Sunday, October 22, 2017

Soul n’ Brain


I am particularly perturbed by experts who proclaim that there is no need for a soul to explain the psychological aspects of life. They feel that because they can concretely point to a neurological process, the whole human mind can be explained exclusively on biological terms. This is a very superficial perspective.

The biological brain is merely a very complex vessel to receive the spiritual influx of a soul. Of course, tweaking any vessel will affect its capacity to hold. Just try passing a pin through a plastic cup containing water and see what happens.

So too, tweaking the biological brain will affect its capacity to grasp, carry and convey the influx of the soul. That does not mean that biological life is soulless. It just means that the precise and complex vehicle to convey the soul has been compromised. A brain damaged person is by no means a soul damaged person.

I remember reading an account of a neuroscientists who boasted that there's really nothing meaningful to an out of body experience because he induced one by tinkering with a certain nerve. Reading this account, I wondered at the amount of bias this scientist brought to his work. Why didn't it occur to him that he discovered a way to expel the soul from the body? Don't worry; a week later, the same magazine featured another scientific personality who was making a case for near death experiences.  LOL!

But, my point is that it should occur to thought leaders in the neuroscientific world that just because you tinkered with the radio does not mean that you tinkered with the broadcast. The brain is like a radio picking up the broadcast of the soul (which is not in physically defined space).

Actually, a computer would be a better analogy than a radio. The wireless internet flow can be compared to the soul and the electrical juice to the biological food. Diminishing or enhancing a computer’s functioning has no impact on the wireless stream of information flowing from the internet, only to the computer’s capacity to process and convey it. Imagine a computer technician boldly declaring that there's no such a thing as internet because he can fiddle with a few wires and internet capacity is suddenly turned off. Furthermore, he concludes that the internet is really something generated from within the computer itself. It has no external source!
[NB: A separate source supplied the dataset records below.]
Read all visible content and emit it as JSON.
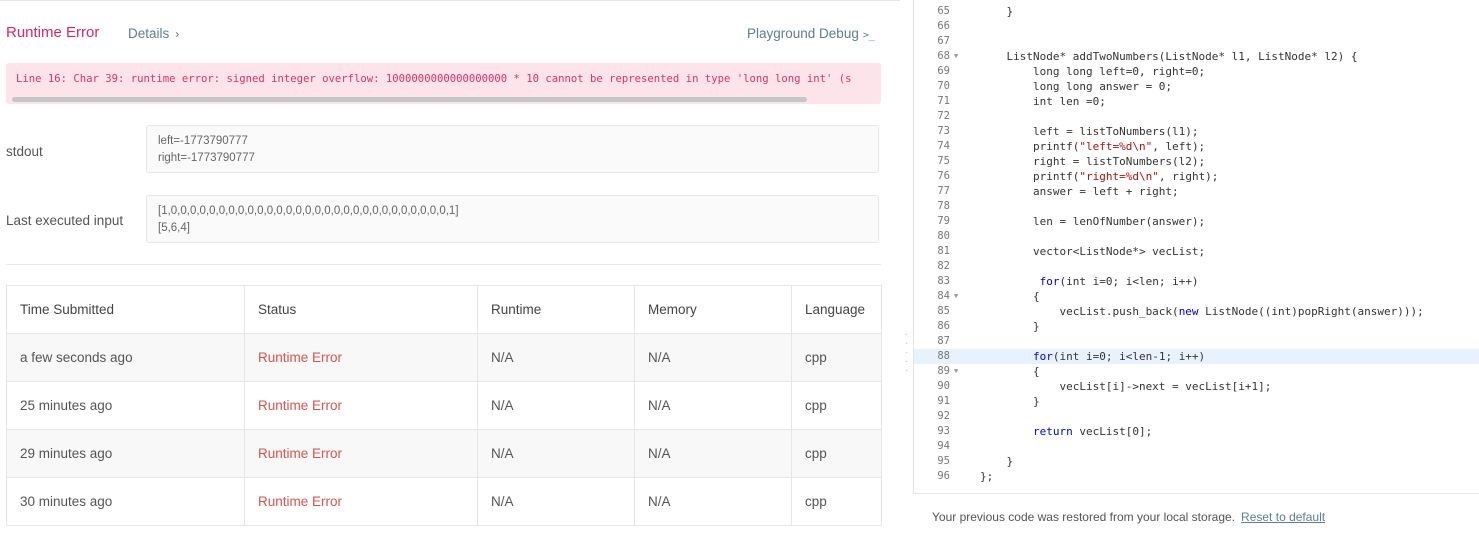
{
  "result": {
    "title": "Runtime Error",
    "details_label": "Details",
    "details_chevron": "›",
    "playground_label": "Playground Debug",
    "playground_icon": ">_",
    "error_message": "Line 16: Char 39: runtime error: signed integer overflow: 1000000000000000000 * 10 cannot be represented in type 'long long int' (s"
  },
  "stdout": {
    "label": "stdout",
    "lines": [
      "left=-1773790777",
      "right=-1773790777"
    ]
  },
  "last_input": {
    "label": "Last executed input",
    "lines": [
      "[1,0,0,0,0,0,0,0,0,0,0,0,0,0,0,0,0,0,0,0,0,0,0,0,0,0,0,0,0,0,1]",
      "[5,6,4]"
    ]
  },
  "submissions": {
    "headers": [
      "Time Submitted",
      "Status",
      "Runtime",
      "Memory",
      "Language"
    ],
    "rows": [
      {
        "time": "a few seconds ago",
        "status": "Runtime Error",
        "runtime": "N/A",
        "memory": "N/A",
        "language": "cpp"
      },
      {
        "time": "25 minutes ago",
        "status": "Runtime Error",
        "runtime": "N/A",
        "memory": "N/A",
        "language": "cpp"
      },
      {
        "time": "29 minutes ago",
        "status": "Runtime Error",
        "runtime": "N/A",
        "memory": "N/A",
        "language": "cpp"
      },
      {
        "time": "30 minutes ago",
        "status": "Runtime Error",
        "runtime": "N/A",
        "memory": "N/A",
        "language": "cpp"
      }
    ]
  },
  "editor": {
    "lines": [
      {
        "n": "65",
        "code": "    }"
      },
      {
        "n": "66",
        "code": ""
      },
      {
        "n": "67",
        "code": ""
      },
      {
        "n": "68",
        "code": "    ListNode* addTwoNumbers(ListNode* l1, ListNode* l2) {",
        "fold": true
      },
      {
        "n": "69",
        "code": "        long long left=0, right=0;"
      },
      {
        "n": "70",
        "code": "        long long answer = 0;"
      },
      {
        "n": "71",
        "code": "        int len =0;"
      },
      {
        "n": "72",
        "code": ""
      },
      {
        "n": "73",
        "code": "        left = listToNumbers(l1);"
      },
      {
        "n": "74",
        "code": "        printf(\"left=%d\\n\", left);"
      },
      {
        "n": "75",
        "code": "        right = listToNumbers(l2);"
      },
      {
        "n": "76",
        "code": "        printf(\"right=%d\\n\", right);"
      },
      {
        "n": "77",
        "code": "        answer = left + right;"
      },
      {
        "n": "78",
        "code": ""
      },
      {
        "n": "79",
        "code": "        len = lenOfNumber(answer);"
      },
      {
        "n": "80",
        "code": ""
      },
      {
        "n": "81",
        "code": "        vector<ListNode*> vecList;"
      },
      {
        "n": "82",
        "code": ""
      },
      {
        "n": "83",
        "code": "         for(int i=0; i<len; i++)"
      },
      {
        "n": "84",
        "code": "        {",
        "fold": true
      },
      {
        "n": "85",
        "code": "            vecList.push_back(new ListNode((int)popRight(answer)));"
      },
      {
        "n": "86",
        "code": "        }"
      },
      {
        "n": "87",
        "code": ""
      },
      {
        "n": "88",
        "code": "        for(int i=0; i<len-1; i++)",
        "active": true
      },
      {
        "n": "89",
        "code": "        {",
        "fold": true
      },
      {
        "n": "90",
        "code": "            vecList[i]->next = vecList[i+1];"
      },
      {
        "n": "91",
        "code": "        }"
      },
      {
        "n": "92",
        "code": ""
      },
      {
        "n": "93",
        "code": "        return vecList[0];"
      },
      {
        "n": "94",
        "code": ""
      },
      {
        "n": "95",
        "code": "    }"
      },
      {
        "n": "96",
        "code": "};"
      }
    ]
  },
  "footer": {
    "message": "Your previous code was restored from your local storage.",
    "reset_label": "Reset to default"
  },
  "colors": {
    "error": "#e0245e",
    "error_bg": "#fde4ea",
    "link": "#607d8b",
    "active_line": "#e8f2ff"
  }
}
I He’d be declared an instant laughingstock!

However, this is equivalent to what neuroscientists do when they suggest subtly or more openly that a human has no soul just because they successfully tinkered with the organ which receives flow of the soul, processes it and then conveys it. How sad!
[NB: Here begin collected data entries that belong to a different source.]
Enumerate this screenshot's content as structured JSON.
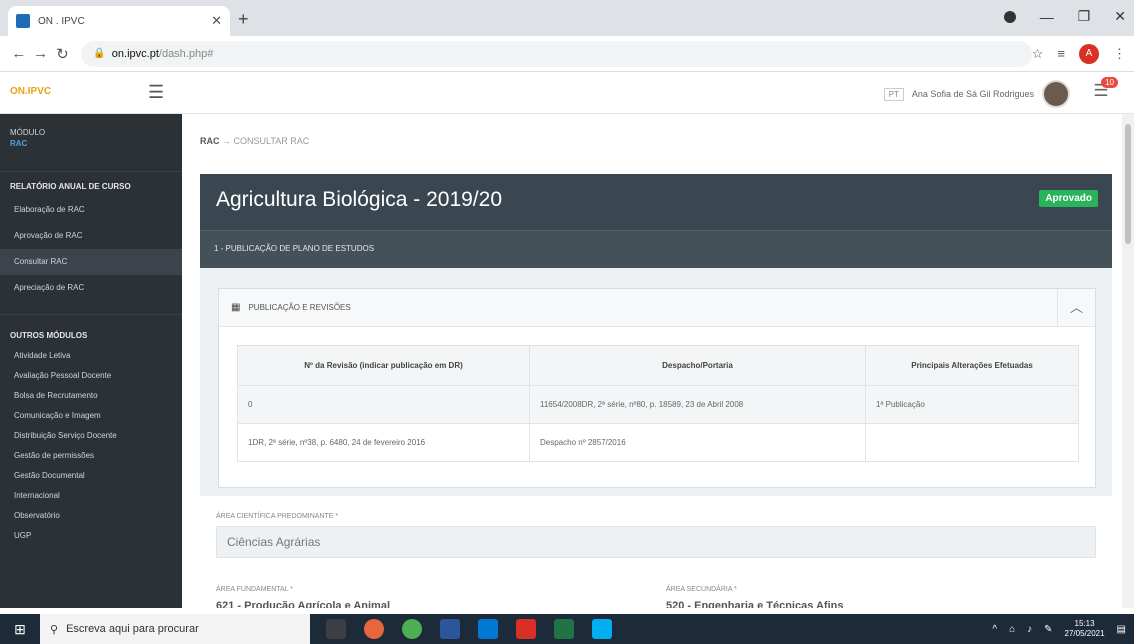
{
  "browser": {
    "tab_title": "ON . IPVC",
    "url_host": "on.ipvc.pt",
    "url_path": "/dash.php#",
    "profile_initial": "A"
  },
  "header": {
    "logo": "ON.IPVC",
    "lang": "PT",
    "user_name": "Ana Sofia de Sá Gil Rodrigues",
    "notif_count": "10"
  },
  "sidebar": {
    "module_label": "MÓDULO",
    "module_value": "RAC",
    "section1": "RELATÓRIO ANUAL DE CURSO",
    "items1": [
      "Elaboração de RAC",
      "Aprovação de RAC",
      "Consultar RAC",
      "Apreciação de RAC"
    ],
    "section2": "OUTROS MÓDULOS",
    "items2": [
      "Atividade Letiva",
      "Avaliação Pessoal Docente",
      "Bolsa de Recrutamento",
      "Comunicação e Imagem",
      "Distribuição Serviço Docente",
      "Gestão de permissões",
      "Gestão Documental",
      "Internacional",
      "Observatório",
      "UGP"
    ]
  },
  "breadcrumb": {
    "home": "RAC",
    "current": "CONSULTAR RAC"
  },
  "card": {
    "title": "Agricultura Biológica - 2019/20",
    "status": "Aprovado",
    "section": "1 - PUBLICAÇÃO DE PLANO DE ESTUDOS"
  },
  "panel": {
    "title": "PUBLICAÇÃO E REVISÕES",
    "columns": [
      "Nº da Revisão (indicar publicação em DR)",
      "Despacho/Portaria",
      "Principais Alterações Efetuadas"
    ],
    "rows": [
      [
        "0",
        "11654/2008DR, 2ª série, nº80, p. 18589, 23 de Abril 2008",
        "1ª Publicação"
      ],
      [
        "1DR, 2ª série, nº38, p. 6480, 24 de fevereiro 2016",
        "Despacho nº 2857/2016",
        ""
      ]
    ]
  },
  "fields": {
    "area_cientifica_label": "ÁREA CIENTÍFICA PREDOMINANTE *",
    "area_cientifica_value": "Ciências Agrárias",
    "area_fundamental_label": "ÁREA FUNDAMENTAL *",
    "area_fundamental_value": "621 - Produção Agrícola e Animal",
    "area_secundaria_label": "ÁREA SECUNDÁRIA *",
    "area_secundaria_value": "520 - Engenharia e Técnicas Afins"
  },
  "taskbar": {
    "search_placeholder": "Escreva aqui para procurar",
    "time": "15:13",
    "date": "27/05/2021"
  }
}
Studying the soul itself is really outside the scope of the field of neuroscience. They shouldn't be the one's purporting to inform the public on such matters. That would be like an lawyer posing as a physician. They’re two separate fields. It just doesn't work!
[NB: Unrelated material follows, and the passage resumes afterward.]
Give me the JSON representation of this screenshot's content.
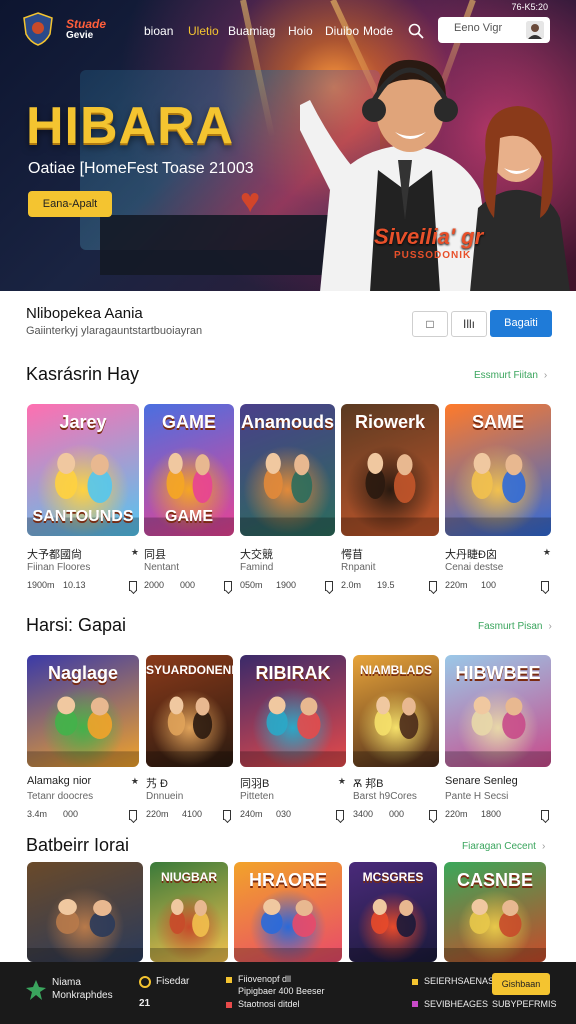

I cannot say for sure who is qualified to responsibly share such notions with the wider public, in a way that makes it across religious and cultural lines. However, honest silence is better than misinformation. Also, there's a body of responsible research done on large pools of people who had near death experiences and underwent past life regression. I am sure that much information about the human soul can be gleaned from there in a way that can be accepted across the wider sweep of religious and cultural boundaries.